Richard Samarasinghe, head of strategy at Harrison, discusses the key considerations and pitfalls when bringing a brand from the US to the UK - and vice versa

Taking a brand from the US to the UK might, to some people, feel like one of the easier international expansions. Our two nations share many similarities, cultural points, language, and there are many operations which look, feel and function in similar ways whether they are based in New York or London. However, the path to success is littered with those brands who didn’t make it. Dig a little deeper and it is clear it’s the business leaders who, rather than focusing on the similarities, embraced the differences and adapted accordingly who have seen the greatest success.

One of the biggest challenges operators will face – and need to overcome – when hopping from one country to another is consumer expectations. A UK diner expects different things from their counterpart in the US – and being such a vast country, diners in the US can even vary in their expectations greatly from one state to another. Almost before doing anything else, when operators plan international expansion what they need to do is understand their new customer – and what their expectations are.

The UK, for instance, is a very crowded and competitive market in some sectors and to assume a brand can just land here and resonate because it is well recognised and successful back home is a risky strategy.

When US brands first stated coming to the UK around 50 years ago they were seen as glamorous, even in the QSR sector, but it’s not quite the same now with so many people having travelled far and wide and the UK market having so many brilliant home grown brands. Operators need to get under the skin of their target consumer base, which requires extensive market research as well as an understanding of cultural nuances and preferences – which can be a tricky feat to undertake when based elsewhere.

For example, we know that Americana / American BBQ restaurants are once again seeing a resurgence in the UK, with people craving comfort foods which pack layers of flavour. While a BBQ restaurant operator might think this presents the perfect chance to carbon copy their restaurant from one country to another, for a British audience they might be unaccustomed to the raw, industrial feel of some of the best smokehouses in the South, so there needs to be a balance struck between dialling up the American décor and atmosphere, whilst also bringing in touches of refinement more akin to a New York steakhouse to create the finished and comfortable feel people are looking for.
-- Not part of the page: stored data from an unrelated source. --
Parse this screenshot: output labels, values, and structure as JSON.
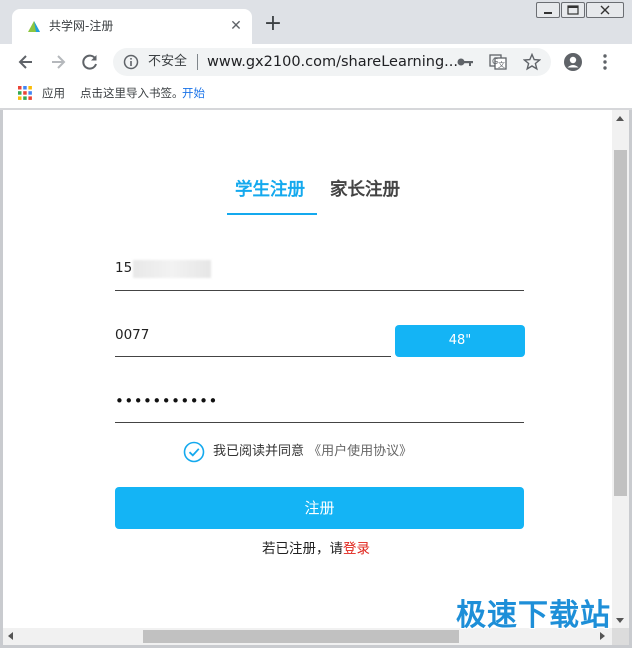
{
  "browser": {
    "tab_title": "共学网-注册",
    "tab_close": "✕",
    "new_tab": "+",
    "security_label": "不安全",
    "url": "www.gx2100.com/shareLearning...",
    "bookmarks": {
      "apps_label": "应用",
      "import_text": "点击这里导入书签。",
      "start_link": "开始"
    }
  },
  "page": {
    "tabs": [
      {
        "label": "学生注册",
        "active": true
      },
      {
        "label": "家长注册",
        "active": false
      }
    ],
    "phone_value": "15",
    "code_value": "0077",
    "countdown_label": "48\"",
    "password_mask": "•••••••••••",
    "agree_text": "我已阅读并同意",
    "agreement_link": "《用户使用协议》",
    "register_label": "注册",
    "login_prompt": "若已注册，请",
    "login_link": "登录"
  },
  "watermark": "极速下载站",
  "colors": {
    "accent": "#14b4f5",
    "tab_active": "#14a9ee",
    "login_link": "#e0241b",
    "watermark": "#1e8fd8"
  },
  "icons": [
    "favicon-icon",
    "close-icon",
    "plus-icon",
    "back-icon",
    "forward-icon",
    "reload-icon",
    "info-icon",
    "key-icon",
    "translate-icon",
    "star-icon",
    "account-icon",
    "menu-icon",
    "apps-icon",
    "check-circle-icon"
  ]
}
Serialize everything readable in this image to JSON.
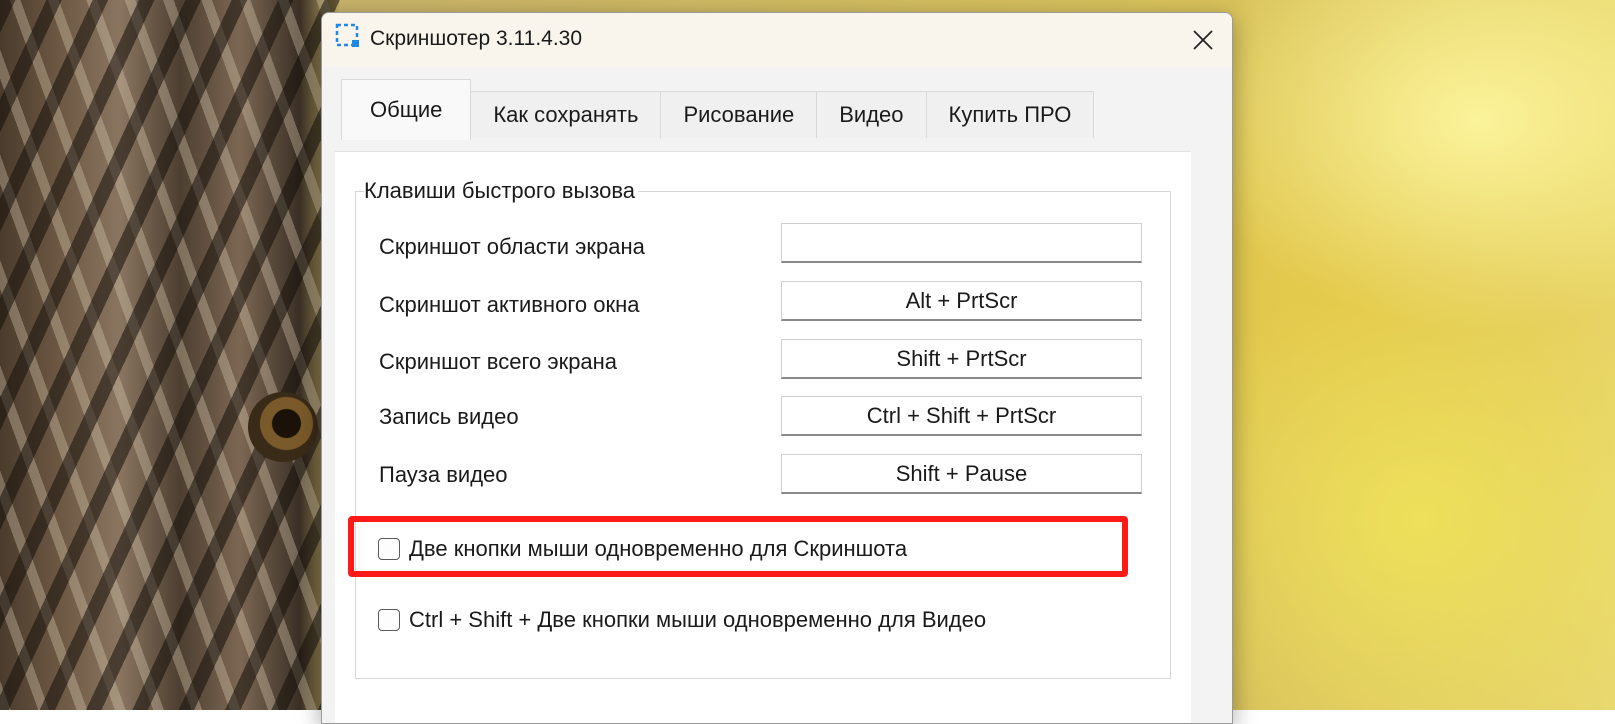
{
  "window": {
    "title": "Скриншотер 3.11.4.30"
  },
  "tabs": [
    {
      "label": "Общие",
      "active": true
    },
    {
      "label": "Как сохранять",
      "active": false
    },
    {
      "label": "Рисование",
      "active": false
    },
    {
      "label": "Видео",
      "active": false
    },
    {
      "label": "Купить ПРО",
      "active": false
    }
  ],
  "hotkeys": {
    "group_title": "Клавиши быстрого вызова",
    "rows": [
      {
        "label": "Скриншот области экрана",
        "value": ""
      },
      {
        "label": "Скриншот активного окна",
        "value": "Alt + PrtScr"
      },
      {
        "label": "Скриншот всего экрана",
        "value": "Shift + PrtScr"
      },
      {
        "label": "Запись видео",
        "value": "Ctrl + Shift + PrtScr"
      },
      {
        "label": "Пауза видео",
        "value": "Shift + Pause"
      }
    ]
  },
  "options": [
    {
      "label": "Две кнопки мыши одновременно для Скриншота",
      "checked": false
    },
    {
      "label": "Ctrl + Shift + Две кнопки мыши одновременно для Видео",
      "checked": false
    }
  ],
  "colors": {
    "highlight": "#ff1a1a",
    "app_icon": "#1e88e5"
  },
  "icons": {
    "app": "screenshot-selection-icon",
    "close": "close-icon"
  }
}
So, the real question is – how can an operator get a deep understanding of a new audience, their needs and expectations, and what will best resonate with them?

Treat it like a new opening

For an operator opening their first site in a new country, it is almost like starting from scratch. Every element of the business needs to be put under the microscope and reviewed, evaluated, and questioned to see whether it will work in the new market. This includes brand positioning, purpose, cultural adaptations, service and proposition, the way brand story is told, design, target customer – and even the logo. For those with an established business is can be easily overlooked, but it’s a crucial foundation for the next step to arm operators with data and knowledge.

However, there is a careful balance to be achieved and care needs to be taken not to strip the history, heritage and uniqueness out of a business – the essence of what makes it special and unique.

Communication is key

Once the foundations have been laid and the concept created, it’s time to look beyond the bricks and mortar and for operators to begin a dialogue with their new audience, carefully planning marketing strategies and channels. In today’s world, where we are all easily connected, again it’s about creating a balance. Operators will need to both be able to communicate their ‘new’ proposition, while at the same time ensure consistency of core values and messages. Inconsistency will be quickly recognised and pointed out.

Find your fans to create buzz

If an operator has an established business with a loyal fanbase in the US, it’s likely some of those fans will have moved to the UK – or at least have friends, family or colleagues there. Business owners should use this existing audience to their advantage. Build buzz and anticipation, encourage people to share the news, creative incentives to attract people through the doors – and it could make the difference between opening with a bang or being a bust.

There are incredible opportunities to be had, and diners on both sides of the pond are receptive to businesses jumping from one to another. The key is to not take your new audience for granted, take the time to really understand your new diners and lay the foundation for success.